09ff25ee75bce1247263155b0090a87f_400x400Neil Ballantyne did the MA DTCE between 2007 and 2010 so a while ago now. It started as part of a career transition from classroom teaching to digital education roles outside the classroom and the DTCE was fundamental in making that transition.

As Neil explains:

”The practical aspects of the course meant I was able to hone skills in educational product development and the theoretical side kept me grounded and ensured I could make those products high in pedagogic value.

The MA definitely aided my career and after focusing on building a vocabulary learning app for my dissertation I went on to become Mobile Learning Manager at the British Council, building up a portfolio of language learning apps and I’m now Senior Product Manager for Learning Experience at busuu, a social network for language learning.

At busuu, alongside the main app and website, we’re working with new consumer technologies that allow new educational possibilities such as voice assistants and VR.

We have launched learning products for voice activated devices such as Alexa and Google Assistant. This has extended a new area in educational design – voice user interfaces rather than graphical user interfaces.
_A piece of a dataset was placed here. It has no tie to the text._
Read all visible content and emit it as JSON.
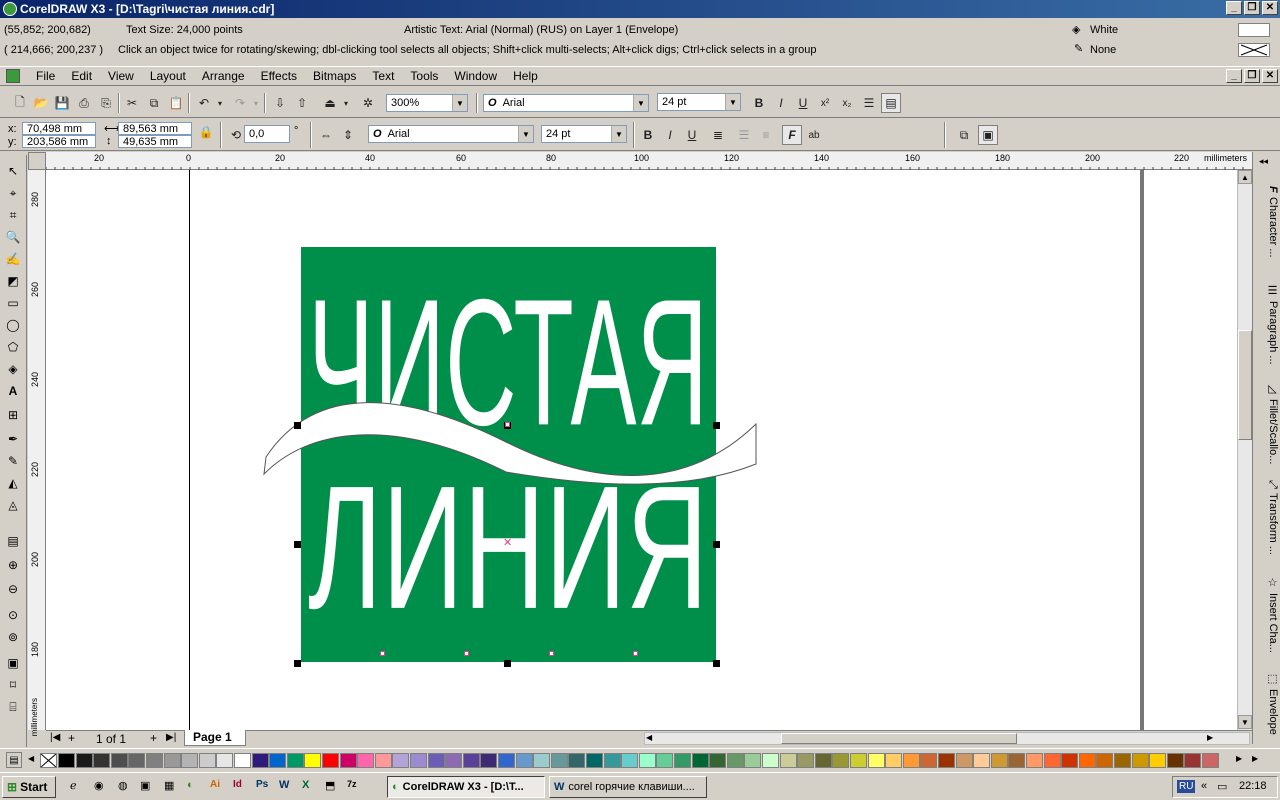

We’ve also created a VR experience where you can explore a hacienda and help the occupants prepare for a party. Voice recognition technology allows you to interact with the characters in the house and have conversations. What I really like about this is that it helps reduce that awkward feeling when trying out a new language – people much more comfortable speaking my poor Spanish in this immersive environment that I would be normally; it provides a great practice area without fear.

In language learning ,  we’ll see the impact of improvements in voice detection, real time translation and language processing meaning conversations with non-human agents will be possible providing good practice grounds for language learning.

At the moment speech recognition is still gearned to native accents but this will get better as the technology learns. I don’t think real time translation will have too much impact on the language learning business as people will still want to interact naturally and the kudos of knowing different languages will remain, hopefully.”